Oberfränkische Ermittler schnappen Drahtzieher eines großen internationalen Betrugsnetzwerks

07. Januar 2026 , 15:37 Uhr

Ermittler aus Bayreuth und Bamberg haben einen mutmaßlichen Drahtzieher eines großen internationalen Betrugsnetzwerks geschnappt. Jetzt hat die Staatsanwaltschaft Anklage erhoben.

Mehr als 1.000 Menschen im deutschsprachigen Raum haben viel Geld verloren – durch gefälschte Anlageplattformen. Laut den Ermittlern hat der Mann jahrelang betrügerische Callcenter im Ausland geleitet. Seine Mitarbeiter haben Menschen wohl zu angeblichen Geldanlagen überredet, die in Wahrheit komplett verloren gegangen sind.
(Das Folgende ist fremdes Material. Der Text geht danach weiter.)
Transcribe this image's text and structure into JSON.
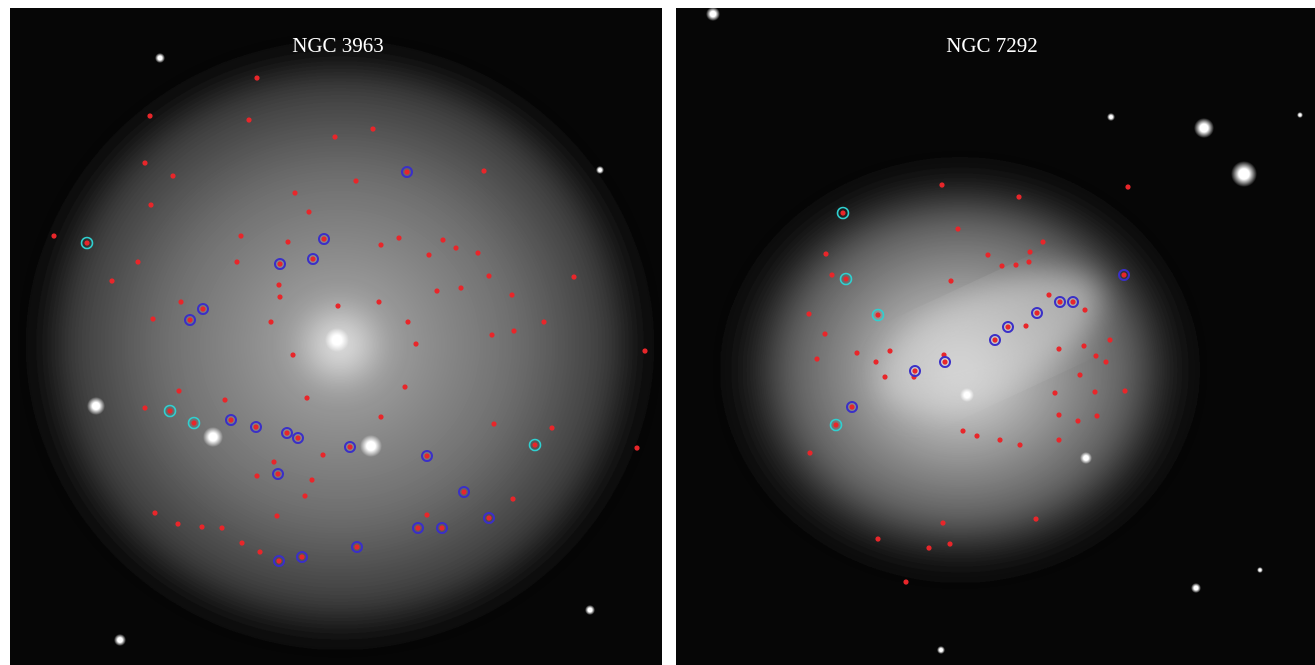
{
  "panels": [
    {
      "title": "NGC 3963"
    },
    {
      "title": "NGC 7292"
    }
  ]
}
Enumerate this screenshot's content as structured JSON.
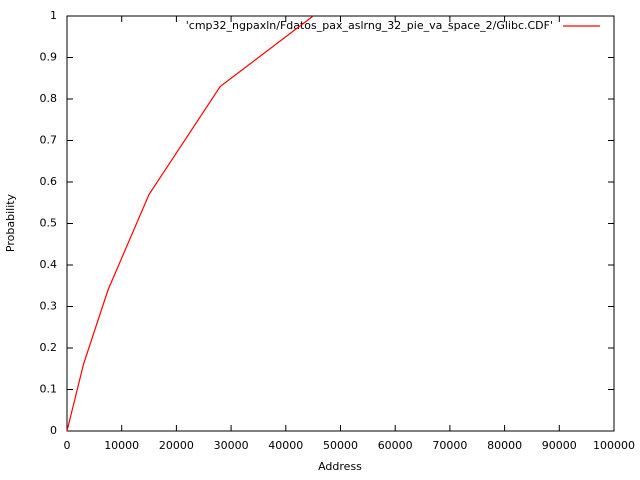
{
  "chart_data": {
    "type": "line",
    "x_label": "Address",
    "y_label": "Probability",
    "series": [
      {
        "name": "'cmp32_ngpaxln/Fdatos_pax_aslrng_32_pie_va_space_2/Glibc.CDF'",
        "color": "#ff0000",
        "x": [
          0,
          3000,
          7500,
          15000,
          28000,
          45000
        ],
        "values": [
          0,
          0.16,
          0.34,
          0.57,
          0.83,
          1
        ]
      }
    ],
    "xlim": [
      0,
      100000
    ],
    "xticks": [
      0,
      10000,
      20000,
      30000,
      40000,
      50000,
      60000,
      70000,
      80000,
      90000,
      100000
    ],
    "ylim": [
      0,
      1
    ],
    "yticks": [
      0,
      0.1,
      0.2,
      0.3,
      0.4,
      0.5,
      0.6,
      0.7,
      0.8,
      0.9,
      1
    ],
    "grid": false,
    "legend": "top right"
  }
}
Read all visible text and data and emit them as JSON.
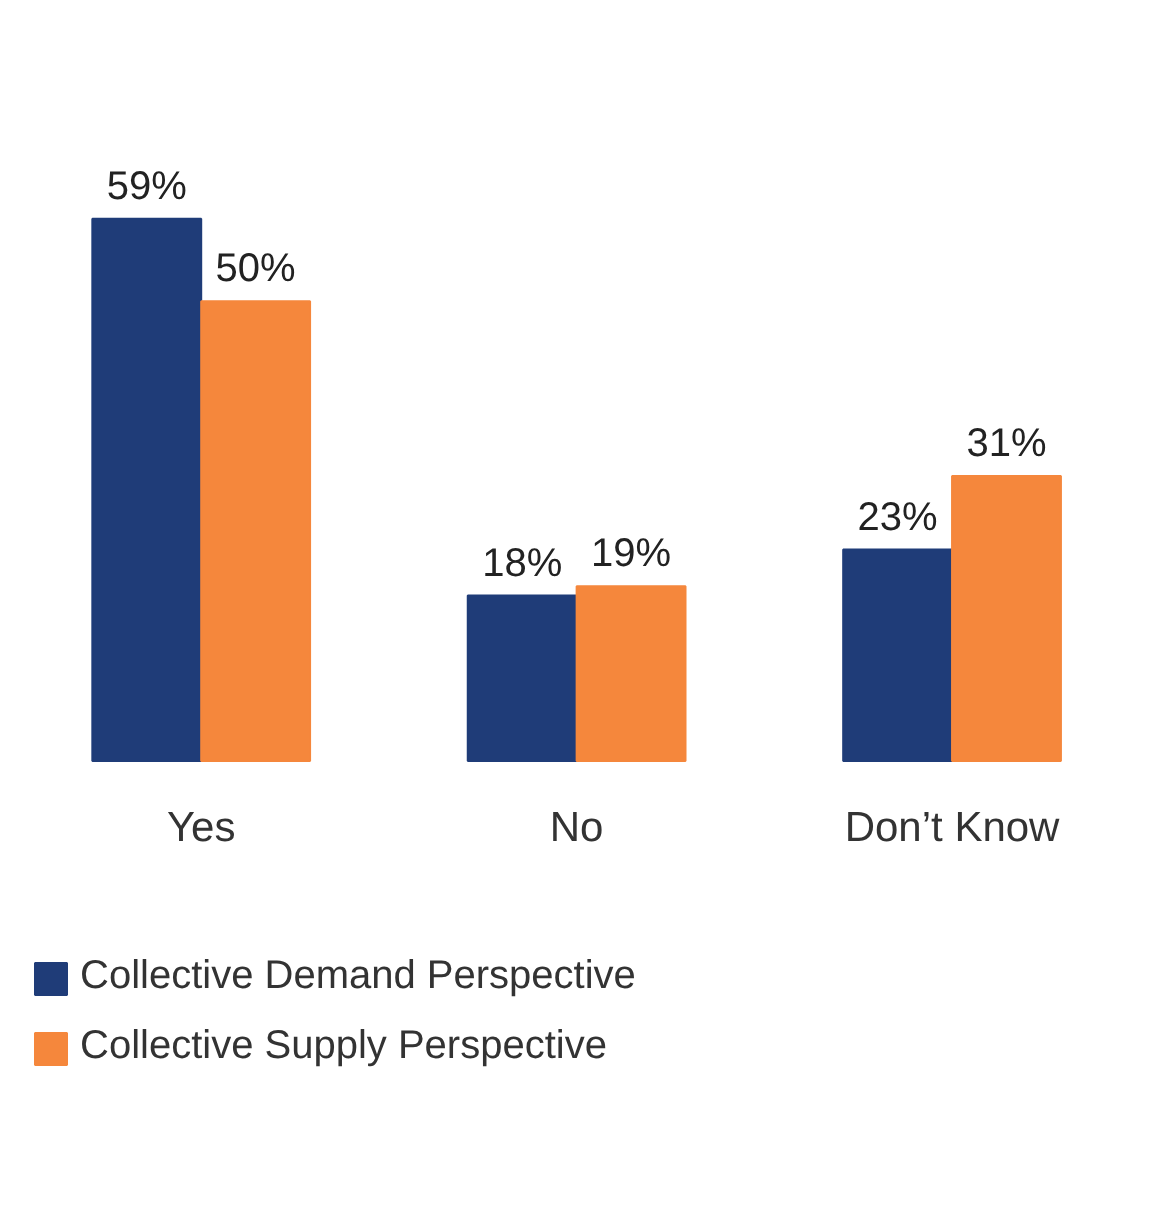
{
  "chart_data": {
    "type": "bar",
    "categories": [
      "Yes",
      "No",
      "Don’t Know"
    ],
    "series": [
      {
        "name": "Collective Demand Perspective",
        "color": "#1f3c78",
        "values": [
          59,
          18,
          23
        ],
        "value_labels": [
          "59%",
          "18%",
          "23%"
        ]
      },
      {
        "name": "Collective Supply Perspective",
        "color": "#f5873c",
        "values": [
          50,
          19,
          31
        ],
        "value_labels": [
          "50%",
          "19%",
          "31%"
        ]
      }
    ],
    "legend": "bottom"
  }
}
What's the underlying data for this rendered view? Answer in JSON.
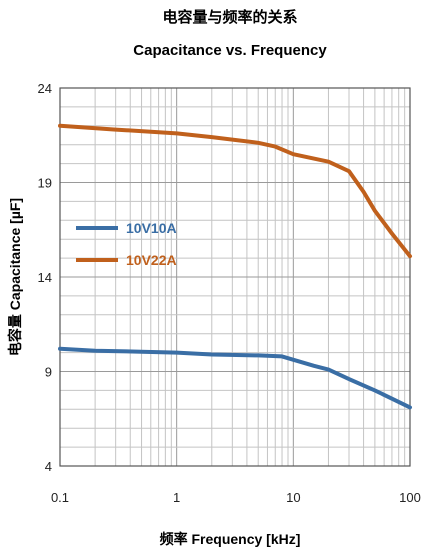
{
  "chart_data": {
    "type": "line",
    "title": "电容量与频率的关系",
    "subtitle": "Capacitance vs. Frequency",
    "xlabel": "频率 Frequency [kHz]",
    "ylabel": "电容量 Capacitance [µF]",
    "x_scale": "log",
    "xlim": [
      0.1,
      100
    ],
    "ylim": [
      4,
      24
    ],
    "x_ticks": [
      "0.1",
      "1",
      "10",
      "100"
    ],
    "y_ticks": [
      "4",
      "9",
      "14",
      "19",
      "24"
    ],
    "grid": true,
    "legend_position": "left-middle",
    "series": [
      {
        "name": "10V10A",
        "color": "#3a6ea5",
        "points": [
          [
            0.1,
            10.2
          ],
          [
            0.2,
            10.1
          ],
          [
            0.5,
            10.05
          ],
          [
            1,
            10.0
          ],
          [
            2,
            9.9
          ],
          [
            5,
            9.85
          ],
          [
            8,
            9.8
          ],
          [
            15,
            9.3
          ],
          [
            20,
            9.1
          ],
          [
            30,
            8.6
          ],
          [
            50,
            8.0
          ],
          [
            100,
            7.1
          ]
        ]
      },
      {
        "name": "10V22A",
        "color": "#c0601c",
        "points": [
          [
            0.1,
            22.0
          ],
          [
            0.3,
            21.8
          ],
          [
            1,
            21.6
          ],
          [
            2,
            21.4
          ],
          [
            5,
            21.1
          ],
          [
            7,
            20.9
          ],
          [
            10,
            20.5
          ],
          [
            20,
            20.1
          ],
          [
            30,
            19.6
          ],
          [
            40,
            18.5
          ],
          [
            50,
            17.5
          ],
          [
            70,
            16.3
          ],
          [
            100,
            15.1
          ]
        ]
      }
    ]
  }
}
Insgesamt soll der Schaden weltweit mindestens bei 180 Millionen Euro liegen, der Mann selbst soll etwa 29 Millionen Euro kassiert haben. Ihm drohen mehrere Jahre Haft. Der 50-jährige Angeklagte ist 2023 in Armenien festgenommen, 2024 nach Deutschland ausgeliefert worden und sitzt seitdem in Untersuchungshaft. Der Prozess startet Mitte Januar vor dem Landgericht Bamberg. Die Ermittlungen gegen weitere Beteiligte laufen noch.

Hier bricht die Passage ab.